What is the prognosis for Acute Myeloid Myelomonocytic Leukemia (AMML)?

From the Guidelines

The prognosis for Acute Myeloid Myelomonocytic Leukemia (AMML) is generally poor, with a five-year survival rate ranging from 20-40%, and treatment should be planned with a curative intent, including intensive chemotherapy regimens and possibly stem cell transplantation, as recommended by the most recent guidelines 1.

Key Factors Influencing Prognosis

• Age: younger patients fare better, with those under 60 years having a better prognosis than older patients 1
• Cytogenetic profile: certain chromosomal abnormalities like inv(16) have better outcomes, while complex aberrant karyotypes are adverse prognostic factors 1
• Molecular mutations: NPM1 mutations without FLT3-ITD are favorable, while alterations of the FLT3 gene are adverse prognostic factors 1
• Response to initial therapy: patients achieving complete remission have a better prognosis than those who do not respond to treatment 1

Treatment Approach

• Intensive chemotherapy regimens, typically cytarabine plus an anthracycline like daunorubicin or idarubicin, followed by consolidation therapy and possibly stem cell transplantation, are the standard treatment approach 1
• Allogeneic stem cell transplantation offers the best chance for cure in eligible patients with intermediate or poor-risk disease 1
• Supportive care, including blood product transfusions, infection prevention, and management of treatment complications, is essential throughout the treatment course 1

Risk Assessment

• Risk assessment in AMML includes the patient’s age, initial leukocyte count, AML subtype, karyotype data, and selected molecular markers 1
• Patients with favorable cytogenetics, such as t(15;17), t(8;21), and t(16;16), have a better prognosis than those with adverse cytogenetics 1

From the FDA Drug Label

The overall response rate (CR + PR) of 15.7% in azacitidine for injection-treated patients without AML The mean and median duration of clinical response of PR or better was estimated as 512 and 330 days, respectively; Response occurred in all MDS subtypes as well as in patients with adjudicated baseline diagnosis of AML. In the Intent-to-Treat analysis, patients treated with azacitidine demonstrated a statistically significant difference in overall survival as compared to patients treated with CCR (median survival of 24.5 months vs. 15.0 months;

The prognosis for Acute Myeloid Myelomonocytic Leukemia (AMML) is poor.

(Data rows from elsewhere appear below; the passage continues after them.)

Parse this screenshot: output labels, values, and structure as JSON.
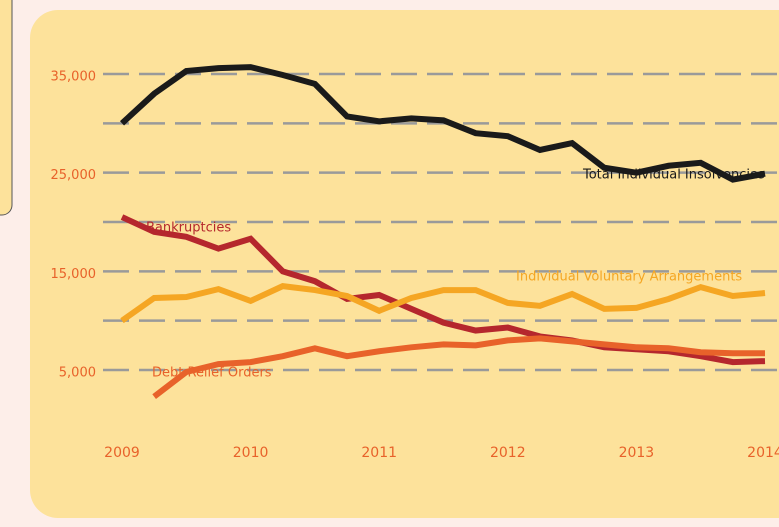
{
  "chart_data": {
    "type": "line",
    "x": [
      2009,
      2009.25,
      2009.5,
      2009.75,
      2010,
      2010.25,
      2010.5,
      2010.75,
      2011,
      2011.25,
      2011.5,
      2011.75,
      2012,
      2012.25,
      2012.5,
      2012.75,
      2013,
      2013.25,
      2013.5,
      2013.75,
      2014
    ],
    "series": [
      {
        "name": "Total Individual Insolvencies",
        "color": "#1a1a1a",
        "values": [
          30000,
          33000,
          35300,
          35600,
          35700,
          34900,
          34000,
          30700,
          30200,
          30500,
          30300,
          29000,
          28700,
          27300,
          28000,
          25500,
          25000,
          25700,
          26000,
          24300,
          24900
        ]
      },
      {
        "name": "Bankruptcies",
        "color": "#b5272d",
        "values": [
          20500,
          19000,
          18500,
          17300,
          18300,
          15000,
          14000,
          12200,
          12600,
          11200,
          9800,
          9000,
          9300,
          8400,
          8000,
          7300,
          7100,
          6900,
          6400,
          5800,
          5900
        ]
      },
      {
        "name": "Individual Voluntary Arrangements",
        "color": "#f5a623",
        "values": [
          10000,
          12300,
          12400,
          13200,
          12000,
          13500,
          13100,
          12500,
          11000,
          12300,
          13100,
          13100,
          11800,
          11500,
          12700,
          11200,
          11300,
          12200,
          13400,
          12500,
          12800
        ]
      },
      {
        "name": "Debt Relief Orders",
        "color": "#e8622a",
        "values": [
          null,
          2300,
          4800,
          5600,
          5800,
          6400,
          7200,
          6400,
          6900,
          7300,
          7600,
          7500,
          8000,
          8200,
          7900,
          7600,
          7300,
          7200,
          6800,
          6700,
          6700
        ]
      }
    ],
    "xlim": [
      2009,
      2014
    ],
    "xticks": [
      2009,
      2010,
      2011,
      2012,
      2013,
      2014
    ],
    "ylim": [
      0,
      38000
    ],
    "yticks": [
      {
        "value": 5000,
        "label": "5,000"
      },
      {
        "value": 15000,
        "label": "15,000"
      },
      {
        "value": 25000,
        "label": "25,000"
      },
      {
        "value": 35000,
        "label": "35,000"
      }
    ],
    "minor_yticks": [
      10000,
      20000,
      30000
    ],
    "grid": true
  }
}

• Overall survival is approximately 24.5 months with azacitidine treatment.
• Response rates are around 15.7%.
• Duration of response is estimated to be around 512 days (mean) and 330 days (median). 2

From the Research

Prognosis for Acute Myeloid Myelomonocytic Leukemia (AMML)

• The prognosis for AMML is generally poor, with a 5-year overall survival rate of around 20-30% 3, 4.
• Relapse is a common scenario in AMML treatment, occurring in 40-50% of younger patients and the great majority of elderly patients 4.
• The prognosis in relapsed AMML patients depends largely on the timing of relapse (early versus late) and the possibility of allogeneic hematopoietic stem cell transplantation (HSCT) 4.
• Treatment options for relapsed or refractory AMML are still undefined and often unsatisfactory, but may include bridge therapy to HSCT, such as the FLAD regimen (fludarabine, cytarabine, and liposomal daunorubicin) 5.
• Targeted therapy for IDH1/2- and FLT3-mutated AMML may improve outcome, with response rates of 30-40% 4.
• Allogeneic stem cell transplantation (allo-HSCT) can improve survival in AMML patients, with a significant improvement in overall survival (OS) observed in patients who underwent allo-HSCT compared to those without subsequent allo-HSCT: 9 vs. 46 months, p < 0.0001 6.

Factors Affecting Prognosis

• Age: younger patients tend to have better outcomes than older patients 3, 4.
• Prior preleukemic syndrome: presence of a prior preleukemic syndrome is a poor prognostic factor 3.
• Sex: female sex is a favorable prognostic factor 3.
• Timing of relapse: early relapse is associated with a poorer prognosis than late relapse 4.
• Possibility of allogeneic HSCT: patients who are eligible for allogeneic HSCT tend to have better outcomes than those who are not 4.

Treatment Approaches

• Induction chemotherapy with intermediate-dosed cytarabine and subsequent allo-HSCT can result in satisfactory response rates and improved survival in AMML patients 6.
• Targeted therapy for IDH1/2- and FLT3-mutated AMML may improve outcome 4.
• Bridge therapy to HSCT, such as the FLAD regimen, may be effective in a subset of patients 5.
• Comprehensive supportive care measures, including blood product transfusions, antimicrobial treatment, and frequent monitoring for chemotherapy-related complications, are essential throughout therapy 7.